Family Court Act § 413(amended 1989) ("Fam. Ct. Act") sets forth precisely how to calculate a non-custodial parent's child support obligation. Pursuant to these guidelines, the court found that one may neither treat social security disability payments made to children as income of the disabled parent nor credit them against that parent's support obligation. Both the plain terms of Fam. Ct. Act and the underlying premise of the Act warrant this conclusion.

The guidelines of Fam. Ct. Act require one to first calculate parental income. The statute explicitly requires the inclusion of social security benefits received by the parent in the calculation of the parent's income. Despite this, the statute does not require the inclusion of social security benefits paid to dependent children. Likewise, § 413 does not state that parents may deduct social security payments received by dependent children from their support obligation. Moreover, under the statute, there is a rebuttable presumption that the determination of the parent's income is correct. One may rebut this presumption upon the court's finding that the non-custodial parent's obligation is unjust. A statutory list of ten factors guides this determination. Only within this list does the statute allow a child's financial resources to be considered. The court reasoned that this separate treatment of the children's resources under § (1)(f) indicates that their resources are distinct from parental income and are not intended to be credited towards the parent's child support obligation.

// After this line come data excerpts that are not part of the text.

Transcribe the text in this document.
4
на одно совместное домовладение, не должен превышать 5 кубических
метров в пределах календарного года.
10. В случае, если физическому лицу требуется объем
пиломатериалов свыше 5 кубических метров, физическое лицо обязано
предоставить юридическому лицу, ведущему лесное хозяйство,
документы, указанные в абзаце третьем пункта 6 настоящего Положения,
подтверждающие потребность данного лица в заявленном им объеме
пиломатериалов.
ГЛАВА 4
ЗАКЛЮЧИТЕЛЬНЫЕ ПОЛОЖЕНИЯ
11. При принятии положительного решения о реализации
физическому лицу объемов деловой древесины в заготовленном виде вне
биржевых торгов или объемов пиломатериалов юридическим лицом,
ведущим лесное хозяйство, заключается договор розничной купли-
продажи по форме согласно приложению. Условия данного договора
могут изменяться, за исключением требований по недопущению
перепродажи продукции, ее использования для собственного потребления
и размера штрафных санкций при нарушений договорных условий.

The court's holding comports with the underlying premises of the Fam. Ct. Act: that both parents meet their obligation to contribute to the support of their children within their means. The court cited the Bill Jacket, L.1989, c.567, Governor's Program Bill Memorandum, to show that the Family Court Act sought to minimize the suffering of children as a result of parents living in separate households. The Act also sought to keep children off public assistance by requiring non-custodial parents to pay support. Bill Jacket, L.1989, c.567, Mem of the Dem Study Group, at 17. Finally, the court found that the Act focuses on the standard of living that the parents can provide, not the minimal needs of the child. See Bill Jacket, L.1989, c.567, Mem in Support of State of New York Comm'n on Child Support.

2. Survey of the Law in Other Jurisdictions

The approach of other states varies widely about how to calculate the child support obligation of a disabled parent when their child receives social security disability benefits. The approaches vary because each state follows its own statutory guidelines for determining child support awards (which may or may not explicitly state how to resolve this issue). In the absence of express guidelines on this issue, courts in each jurisdiction have developed their own common law to address it. Despite a myriad of possibilities, most states follow one of two approaches: the "factors" approach applied in this particular case, or one that credits the child's social security disability payments directly to the disabled parent's child support obligation.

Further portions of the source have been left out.